Exclusion- The Silent Bully

Have you ever felt left out? Wanting to be included in something but knowing you weren’t invited to join or participate can make you feel excluded. Exclusion can easily be seen as bullying if the intent is to actually keep someone out of a group or an activity. It is important to remember, exclusion may or may not be intentional. In some cases, we may feel excluded because of a simple misunderstanding. But sometimes it is an intentional act meant to hurt you and push you out of a group.

When feeling excluded from an activity, we should ask ourselves a few questions to determine if it may be unintentional before deciding we are being bullied. ‘Does this group know I would like to be included in the activity?’ ‘How have I let them know I want to be a part of what they are doing?’ ‘Are they aware that I am here and hope to be involved?’ ‘Do they know how I can be involved in their activity?’ 

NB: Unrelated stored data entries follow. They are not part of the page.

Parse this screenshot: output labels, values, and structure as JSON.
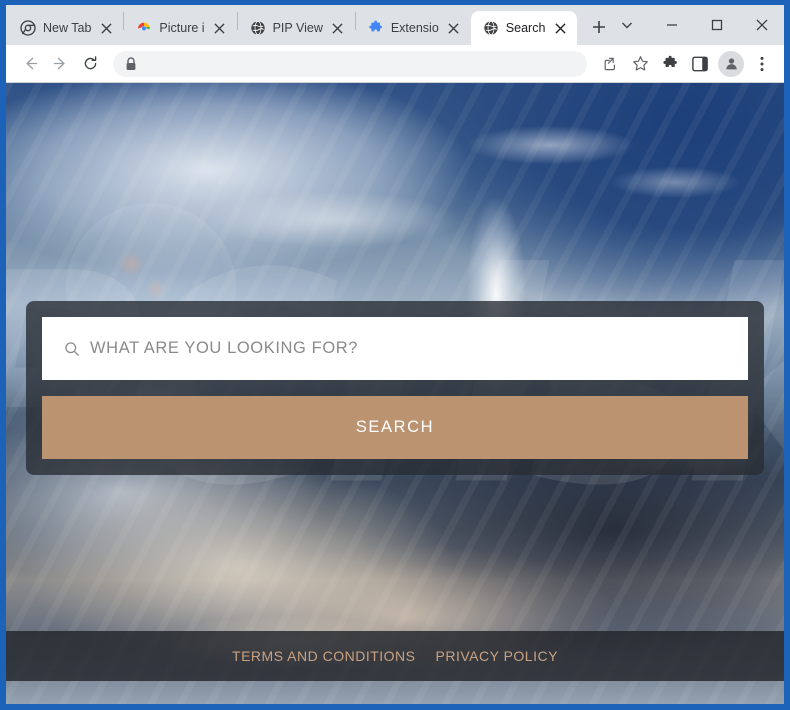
{
  "window": {
    "controls": {
      "tab_search": "chevron-down-icon",
      "minimize": "minimize-icon",
      "maximize": "maximize-icon",
      "close": "close-icon"
    }
  },
  "tabs": [
    {
      "label": "New Tab",
      "favicon": "chrome-logo-icon",
      "active": false
    },
    {
      "label": "Picture i",
      "favicon": "chrome-color-icon",
      "active": false
    },
    {
      "label": "PIP View",
      "favicon": "globe-icon",
      "active": false
    },
    {
      "label": "Extensio",
      "favicon": "puzzle-icon",
      "active": false
    },
    {
      "label": "Search",
      "favicon": "globe-icon",
      "active": true
    }
  ],
  "newtab_button": "new-tab-icon",
  "toolbar": {
    "back": "back-arrow-icon",
    "forward": "forward-arrow-icon",
    "reload": "reload-icon",
    "omnibox": {
      "lock": "lock-icon",
      "value": "",
      "placeholder": ""
    },
    "share": "share-icon",
    "bookmark": "star-icon",
    "extensions": "puzzle-icon",
    "side_panel": "side-panel-icon",
    "profile": "avatar-icon",
    "menu": "three-dot-menu-icon"
  },
  "page": {
    "watermark": "PCrisk",
    "search": {
      "search_icon": "search-icon",
      "placeholder": "WHAT ARE YOU LOOKING FOR?",
      "value": "",
      "button_label": "SEARCH"
    },
    "footer": {
      "links": [
        {
          "label": "TERMS AND CONDITIONS"
        },
        {
          "label": "PRIVACY POLICY"
        }
      ]
    },
    "colors": {
      "accent": "#bc9370",
      "panel": "#282c32",
      "footer_link": "#c9a282",
      "window_border": "#1c62b9"
    }
  }
}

When those around us are unaware of our intentions to be included, it can seem like they are purposefully excluding us. One way to grow in our understanding of unintentional exclusions is to realize that our actions and inactions can have consequences that hurt others. We need to become intentional in how we notice and treat those around us. The next time you feel you are being excluded, look around and see if anyone else may be feeling the same and purposefully include them in what you are doing. 

However, there are times we will discover that our exclusion is intentional. Purposefully excluding someone can be obvious, seen in actions like ignoring someone, or turning your nose up as you walk past them. Or it could be subtle, like spreading rumors about a person so that she is steadily rejected by others.  

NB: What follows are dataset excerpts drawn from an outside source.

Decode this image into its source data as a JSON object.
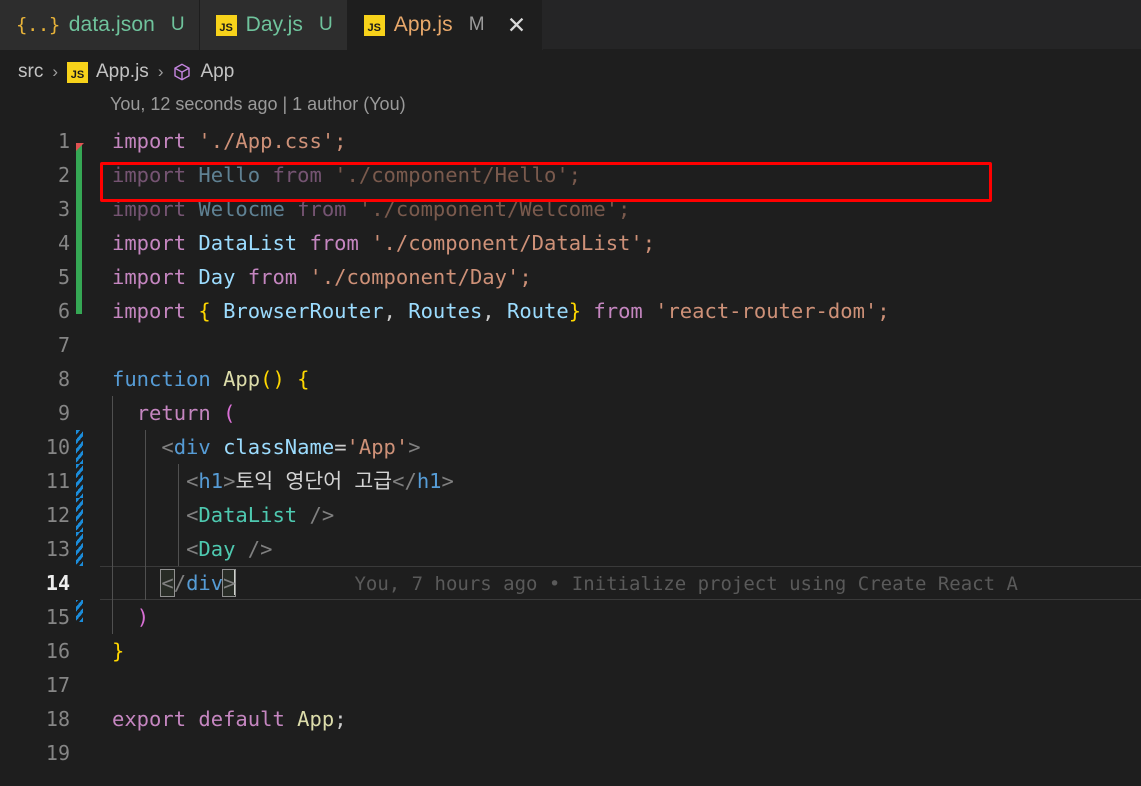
{
  "window": {
    "app": "Visual Studio Code",
    "theme_bg": "#1E1E1E",
    "tabbar_bg": "#252526",
    "accent_red": "#FF0000"
  },
  "tabs": [
    {
      "label": "data.json",
      "state": "U",
      "icon": "json-braces-icon",
      "icon_text": "{..}",
      "active": false,
      "closable": false
    },
    {
      "label": "Day.js",
      "state": "U",
      "icon": "js-file-icon",
      "icon_text": "JS",
      "active": false,
      "closable": false
    },
    {
      "label": "App.js",
      "state": "M",
      "icon": "js-file-icon",
      "icon_text": "JS",
      "active": true,
      "closable": true,
      "close_glyph": "✕"
    }
  ],
  "breadcrumb": {
    "items": [
      {
        "label": "src",
        "icon": null
      },
      {
        "label": "App.js",
        "icon": "js-file-icon",
        "icon_text": "JS"
      },
      {
        "label": "App",
        "icon": "symbol-class-cube-icon"
      }
    ],
    "separator": "›"
  },
  "blame_header": "You, 12 seconds ago | 1 author (You)",
  "inline_blame": {
    "line": 14,
    "text": "You, 7 hours ago • Initialize project using Create React A"
  },
  "annotation": {
    "type": "red-rectangle-highlight",
    "target_line": 6,
    "color": "#FF0000"
  },
  "editor": {
    "file": "App.js",
    "language": "javascriptreact",
    "cursor_line": 14,
    "lines": [
      {
        "n": "1",
        "gutter": "added-start",
        "indent": 0,
        "text": "import './App.css';"
      },
      {
        "n": "2",
        "gutter": "added",
        "indent": 0,
        "dimmed": true,
        "text": "import Hello from './component/Hello';"
      },
      {
        "n": "3",
        "gutter": "added",
        "indent": 0,
        "dimmed": true,
        "text": "import Welocme from './component/Welcome';"
      },
      {
        "n": "4",
        "gutter": "added",
        "indent": 0,
        "text": "import DataList from './component/DataList';"
      },
      {
        "n": "5",
        "gutter": "added",
        "indent": 0,
        "text": "import Day from './component/Day';"
      },
      {
        "n": "6",
        "gutter": "added",
        "indent": 0,
        "text": "import { BrowserRouter, Routes, Route} from 'react-router-dom';"
      },
      {
        "n": "7",
        "gutter": "none",
        "indent": 0,
        "text": ""
      },
      {
        "n": "8",
        "gutter": "none",
        "indent": 0,
        "text": "function App() {"
      },
      {
        "n": "9",
        "gutter": "none",
        "indent": 1,
        "text": "  return ("
      },
      {
        "n": "10",
        "gutter": "striped",
        "indent": 2,
        "text": "    <div className='App'>"
      },
      {
        "n": "11",
        "gutter": "striped",
        "indent": 3,
        "text": "      <h1>토익 영단어 고급</h1>"
      },
      {
        "n": "12",
        "gutter": "striped",
        "indent": 3,
        "text": "      <DataList />"
      },
      {
        "n": "13",
        "gutter": "striped",
        "indent": 3,
        "text": "      <Day />"
      },
      {
        "n": "14",
        "gutter": "none",
        "indent": 2,
        "text": "    </div>"
      },
      {
        "n": "15",
        "gutter": "striped",
        "indent": 1,
        "text": "  )"
      },
      {
        "n": "16",
        "gutter": "none",
        "indent": 0,
        "text": "}"
      },
      {
        "n": "17",
        "gutter": "none",
        "indent": 0,
        "text": ""
      },
      {
        "n": "18",
        "gutter": "none",
        "indent": 0,
        "text": "export default App;"
      },
      {
        "n": "19",
        "gutter": "none",
        "indent": 0,
        "text": ""
      }
    ]
  },
  "tokens": {
    "t_import": "import",
    "t_from": "from",
    "t_function": "function",
    "t_return": "return",
    "t_export": "export",
    "t_default": "default",
    "s_appcss": "'./App.css';",
    "s_hello": "'./component/Hello';",
    "s_welcome": "'./component/Welcome';",
    "s_datalist": "'./component/DataList';",
    "s_day": "'./component/Day';",
    "s_router": "'react-router-dom';",
    "i_Hello": "Hello",
    "i_Welocme": "Welocme",
    "i_DataList": "DataList",
    "i_Day": "Day",
    "i_BrowserRouter": "BrowserRouter",
    "i_Routes": "Routes",
    "i_Route": "Route",
    "i_App": "App",
    "h1_text": "토익 영단어 고급",
    "cls_App": "'App'",
    "attr_className": "className"
  }
}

Girls tend to use social exclusion to bully others more than their counter part. It seems to stem from their own fear of rejection from others. They may see you as a threat to their own status in a group. Boys, however, also take part in intentionally excluding people. How do we deal with and put an end to this silent bullying tactic?

I believe the answer lies within ourselves. Exclusion is meant to hurt us, to tear us down and keep us from being a part of something. Our response is what fuels the bullying to continue. Before we respond, we have to be aware of the intention of our exclusion. If we believe the exclusion to be purposeful, find a trusted person to talk with about the situation. We can’t change another person’s behavior, but you can control your own response. If you find yourself continually left out and no one to confide in, try seeking out new ways to get involved with new friends that encourage you. This is not an easy or quick process. It can take time to find a group to fit into. But it is always worth the time to seek healthy and encouraging friendships. 

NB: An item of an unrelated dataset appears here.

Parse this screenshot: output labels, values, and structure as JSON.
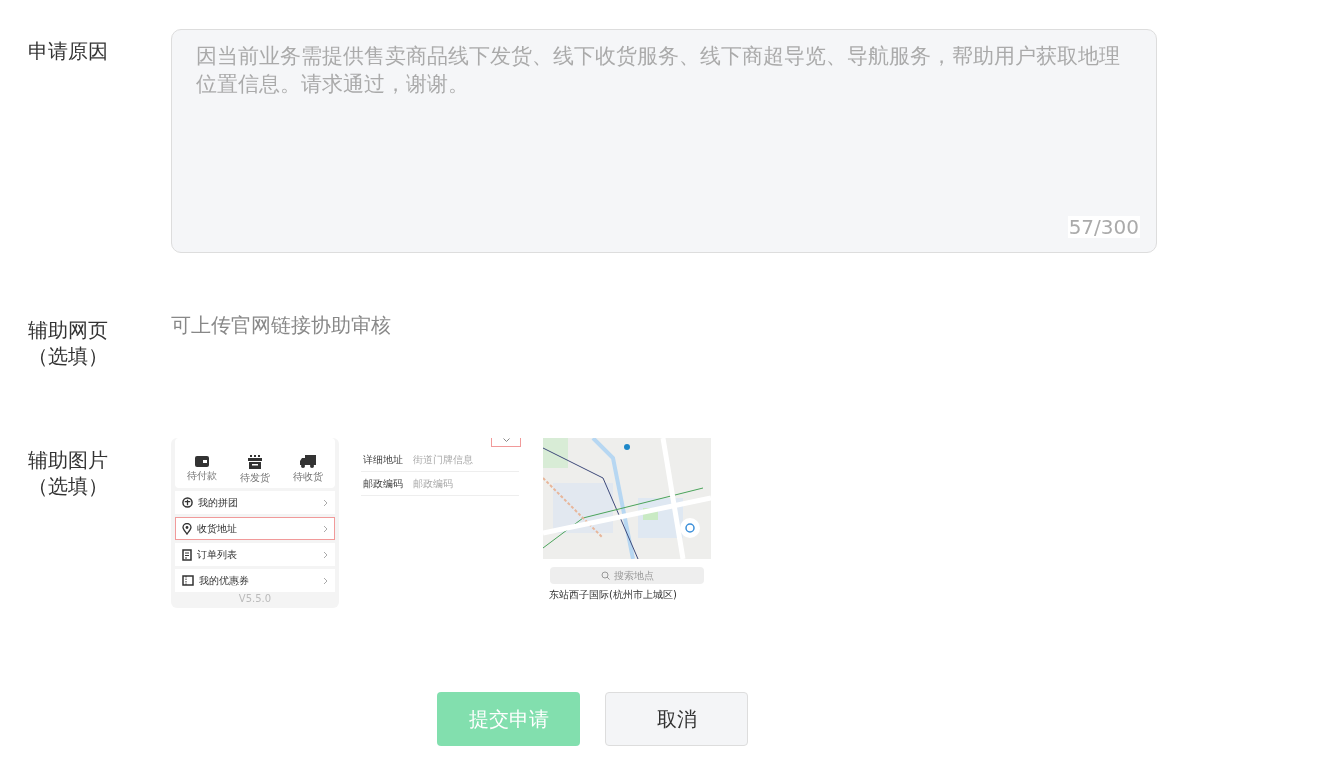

Our response can give the bully power or take it away. If we take the hurt this causes and refocus it to build our strengths in understanding the disappointments, we retain our power in the situation and take away the control of the bully. If you do confirm bullying in the form of exclusion, find encouragement and confidence in who you are and what you can do rather than focusing on what is being withheld by bullies. 

We begin to overcome exclusion by including others, by taking the focus off what someone is doing to you and considering how you are treating someone else. This is where we find who we really are, where we define our character, when we focus on how we treat others rather than how others treat us.